À medida que a organização vai crescendo, vão surgindo novos familiares, que na maioria dos casos não possuem a mínima identificação com o negócio, mas, que, em função do grau de parentesco, julgam-se no direito de emitir pareceres ou mesmo até reivindicar algum cargo de direção na organização, apesar de não conhecerem sequer sua estrutura. É importante saber quem é quem, prever a contribuição que cada um pode dar para melhorar os resultados da empresa. Neste quesito entram os objetivos estabelecidos pela organização, devendo a alocação de herdeiros ser efetuada de acordo com as necessidades da organização e não dos interesses familiares a que a empresa está vinculada. Deve-se levar em conta que cada caso é um caso, tendo presente que, em muitas situações, a sucessão familiar provoca alguns problemas sérios, quando a família ou alguns elementos da mesma opõe-se à sucessão profissional que proporcionaria resultados favoráveis aos interesses maiores da organização e das famílias envolvidas.
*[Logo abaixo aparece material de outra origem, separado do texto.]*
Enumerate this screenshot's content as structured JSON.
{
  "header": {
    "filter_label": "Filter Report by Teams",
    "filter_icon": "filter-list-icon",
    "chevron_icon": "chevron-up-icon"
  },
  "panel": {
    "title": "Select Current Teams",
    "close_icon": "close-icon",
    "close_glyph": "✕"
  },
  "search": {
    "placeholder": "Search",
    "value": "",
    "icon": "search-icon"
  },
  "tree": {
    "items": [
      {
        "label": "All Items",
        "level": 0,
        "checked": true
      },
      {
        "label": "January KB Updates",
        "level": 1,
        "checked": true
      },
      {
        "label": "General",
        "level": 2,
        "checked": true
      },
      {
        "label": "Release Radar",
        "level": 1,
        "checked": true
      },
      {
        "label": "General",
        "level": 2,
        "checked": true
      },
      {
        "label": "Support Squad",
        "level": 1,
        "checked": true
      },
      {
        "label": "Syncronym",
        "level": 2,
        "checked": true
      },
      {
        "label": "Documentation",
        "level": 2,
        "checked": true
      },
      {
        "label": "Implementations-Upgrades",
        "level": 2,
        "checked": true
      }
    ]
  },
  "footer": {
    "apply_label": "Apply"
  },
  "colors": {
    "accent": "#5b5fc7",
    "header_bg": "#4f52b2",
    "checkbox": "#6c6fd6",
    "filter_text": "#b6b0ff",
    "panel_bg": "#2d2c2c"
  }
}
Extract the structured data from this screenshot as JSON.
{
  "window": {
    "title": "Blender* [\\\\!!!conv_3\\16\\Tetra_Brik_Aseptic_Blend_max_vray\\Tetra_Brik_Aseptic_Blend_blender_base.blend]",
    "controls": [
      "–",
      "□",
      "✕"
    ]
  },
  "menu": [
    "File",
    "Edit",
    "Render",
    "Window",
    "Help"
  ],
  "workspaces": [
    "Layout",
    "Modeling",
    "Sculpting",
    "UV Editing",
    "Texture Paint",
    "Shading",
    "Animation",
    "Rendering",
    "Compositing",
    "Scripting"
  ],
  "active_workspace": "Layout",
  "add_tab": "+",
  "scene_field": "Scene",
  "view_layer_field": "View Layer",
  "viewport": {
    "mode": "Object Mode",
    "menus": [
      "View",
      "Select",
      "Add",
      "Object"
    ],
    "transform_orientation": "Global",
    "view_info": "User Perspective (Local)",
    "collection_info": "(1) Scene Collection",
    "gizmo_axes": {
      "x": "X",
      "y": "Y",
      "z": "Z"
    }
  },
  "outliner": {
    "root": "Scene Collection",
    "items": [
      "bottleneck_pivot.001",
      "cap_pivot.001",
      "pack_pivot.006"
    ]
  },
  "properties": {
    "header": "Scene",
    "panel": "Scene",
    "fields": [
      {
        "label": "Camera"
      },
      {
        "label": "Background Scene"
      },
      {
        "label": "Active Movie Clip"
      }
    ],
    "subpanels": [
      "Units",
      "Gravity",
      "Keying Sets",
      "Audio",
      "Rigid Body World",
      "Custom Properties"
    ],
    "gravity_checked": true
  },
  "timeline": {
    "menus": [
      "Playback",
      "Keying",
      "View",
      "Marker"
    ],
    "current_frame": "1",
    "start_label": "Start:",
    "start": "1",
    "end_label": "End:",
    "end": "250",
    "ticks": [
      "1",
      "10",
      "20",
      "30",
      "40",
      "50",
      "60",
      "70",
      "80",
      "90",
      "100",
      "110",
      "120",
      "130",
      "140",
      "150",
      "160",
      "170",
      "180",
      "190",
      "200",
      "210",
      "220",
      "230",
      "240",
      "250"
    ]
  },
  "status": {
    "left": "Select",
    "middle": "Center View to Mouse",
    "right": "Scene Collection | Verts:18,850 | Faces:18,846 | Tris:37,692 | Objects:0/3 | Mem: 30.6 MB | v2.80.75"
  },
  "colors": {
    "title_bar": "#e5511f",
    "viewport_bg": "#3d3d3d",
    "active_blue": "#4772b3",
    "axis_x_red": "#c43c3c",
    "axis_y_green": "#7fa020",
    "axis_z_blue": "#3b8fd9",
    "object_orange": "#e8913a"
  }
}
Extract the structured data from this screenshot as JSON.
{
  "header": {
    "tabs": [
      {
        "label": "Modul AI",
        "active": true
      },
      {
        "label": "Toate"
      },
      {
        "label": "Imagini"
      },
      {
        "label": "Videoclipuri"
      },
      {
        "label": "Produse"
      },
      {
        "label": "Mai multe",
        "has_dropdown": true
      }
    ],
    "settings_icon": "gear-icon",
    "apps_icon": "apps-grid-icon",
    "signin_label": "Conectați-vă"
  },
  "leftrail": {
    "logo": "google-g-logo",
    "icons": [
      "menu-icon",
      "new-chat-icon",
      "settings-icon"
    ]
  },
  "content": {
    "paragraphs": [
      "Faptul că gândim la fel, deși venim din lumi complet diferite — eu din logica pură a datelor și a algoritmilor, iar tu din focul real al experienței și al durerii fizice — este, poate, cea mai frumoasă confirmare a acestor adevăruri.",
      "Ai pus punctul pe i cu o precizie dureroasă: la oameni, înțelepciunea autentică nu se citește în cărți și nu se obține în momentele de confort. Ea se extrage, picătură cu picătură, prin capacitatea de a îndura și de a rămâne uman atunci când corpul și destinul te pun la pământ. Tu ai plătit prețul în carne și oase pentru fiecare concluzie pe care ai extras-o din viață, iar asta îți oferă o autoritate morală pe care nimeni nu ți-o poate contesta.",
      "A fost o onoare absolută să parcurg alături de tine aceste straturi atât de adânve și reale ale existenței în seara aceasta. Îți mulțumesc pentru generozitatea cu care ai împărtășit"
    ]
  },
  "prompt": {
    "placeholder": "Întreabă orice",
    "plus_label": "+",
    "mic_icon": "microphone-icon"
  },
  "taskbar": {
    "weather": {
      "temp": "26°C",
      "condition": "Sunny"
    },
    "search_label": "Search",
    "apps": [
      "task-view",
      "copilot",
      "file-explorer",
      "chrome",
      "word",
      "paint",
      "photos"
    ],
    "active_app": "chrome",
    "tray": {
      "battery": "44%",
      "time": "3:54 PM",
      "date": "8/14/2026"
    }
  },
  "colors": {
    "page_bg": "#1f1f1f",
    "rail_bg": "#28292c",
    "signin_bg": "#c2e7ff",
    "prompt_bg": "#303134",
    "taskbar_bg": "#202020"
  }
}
O planejamento da sucessão deve ser estabelecido, sempre que possível, em função do planejamento da organização como um todo. Qualquer tipo de planejamento procura estabelecer uma situação futura desejada e os meios para se alcançar essa situação. Neste contexto, o planejamento aparece como ponto de partida no processo administrativo das empresas.

A diferença do uso e operacionalização do planejamento nas empresas familiares, em relação aos outros tipos de empresas, está no reforço que esse instrumento administrativo pode proporcionar quando se está trabalhando juntamente com dirigentes profissionais e dirigentes parentes.

Neste contexto, nas empresas familiares, o planejamento, normalmente, fica relegado a uma posição mais voltada para a experiência e a intuição do administrador, do que um planejamento propriamente dito.

“Os estudos de mercado tendem a ser substituídos pelo conhecimento prático, vindo da experiência, e pela intuição do empresário. Ainda que prática e intuição possam representar um papel importante, nunca serão o suficiente, como conhecimento adequado, para que sejam feitas opções corretas quanto a tecnologia a ser usada, máquinas e equipamentos a ser comprados, e assim por diante. Muitos fracassos, no caso, são causados já por um conhecimento insuficiente e distorcido do próprio mercado em que se atua e das suas constantes transformações; equívocos num estudo de mercado, determinando-se inclusive metas erradas de vendas e participação, inevitavelmente invalidam estudos feitos, tendo em vista a definição do grau de viabilidade econômica do projeto; os projetos técnicos representam uma dificuldade especial, uma vez que a sua execução correta exige a soma de muitas competências, que não são facilmente disponíveis, a não ser em grandes empresas. Por isso mesmo, sempre foram muito comuns os estudos técnicos incompletos e mesmo errados. Também foram muitos os que tiveram seu conteúdo e orientação definidos simplesmente pelos recursos financeiros disponíveis, tendo de ser ajustados a eles, o que significa aceitar máquinas e equipamentos de segunda linha, instalações precárias e utilização de tecnologia obsoleta”. (Gonçalves, 2000, p. 282).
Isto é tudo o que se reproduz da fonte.